I shouldn't say that, exactly. But for some unfathomable reason, instead of embracing any kind of regional pride of place, folks around here -- including people with my own pedigree, whose babushka'd great-grandmothers from Hamburg or Odessa or Danzig hung on the rails of steamers headed for Ellis Island, staring uncomprehendingly at Lady Liberty -- have appropriated a certain sort of off-the-rack faux Southern culture as their own; country music, pickup trucks, Walmart and NASCAR, with a chaw of Skoal in your cheek for good measure.

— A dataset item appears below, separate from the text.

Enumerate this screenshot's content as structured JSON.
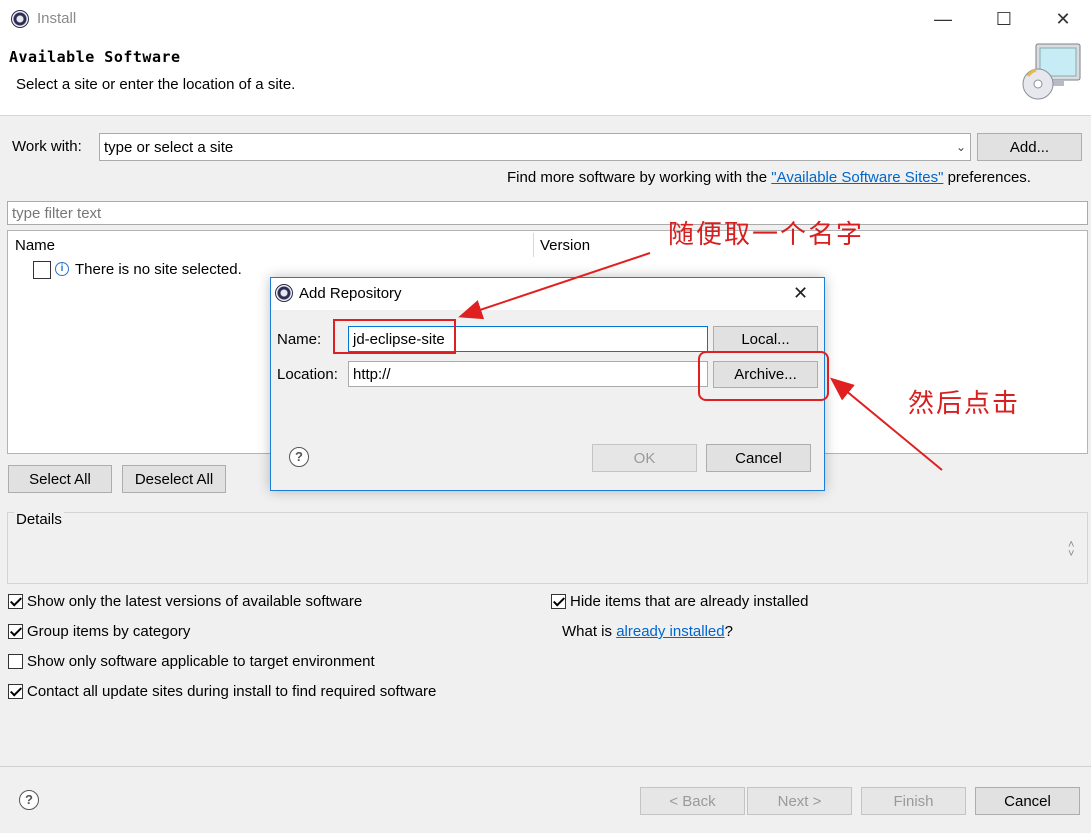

(And I just need to add, because I must vent, that if I had to listen to my local country music station all day -- jingoistic songs and news reports that sound like they've been vetted through the GOP propaganda department and Focus on the Family [which I guess is the same thing], plus vomitrocious fundamentalist cant -- I'd either ask to be sponsored by Amnesty International as a prisoner of conscience, or beg for someone to hold a nail gun to my temple and put me out of my misery.)
What the hell?
I mean, if you're going to borrow someone else's regional character, why not borrow it from a region that makes more sense? I make fun of my neighbor's extremely WASPy kid swaggering around in ghetto wear and listing to rap music...but at least it's a kind of paen to the south side of Nine Mile, here in our own state. Now, I find The Red Green Show so much like my own neighborhood -- especially the ubiquitous chainsaw in the background -- cottage culture here is very much like that across the border, or even over the Bridge. But the pseudo-Dixie psychic connection, I just don't get. Why?
1 comment:
Oh, lc, thanks for the laugh.
Your radio station. If ours was THAT bad, I swear I'd be calling in bomb threats or something...
I'm having a no good, rotten, very bad day. Thanks for the ray of light.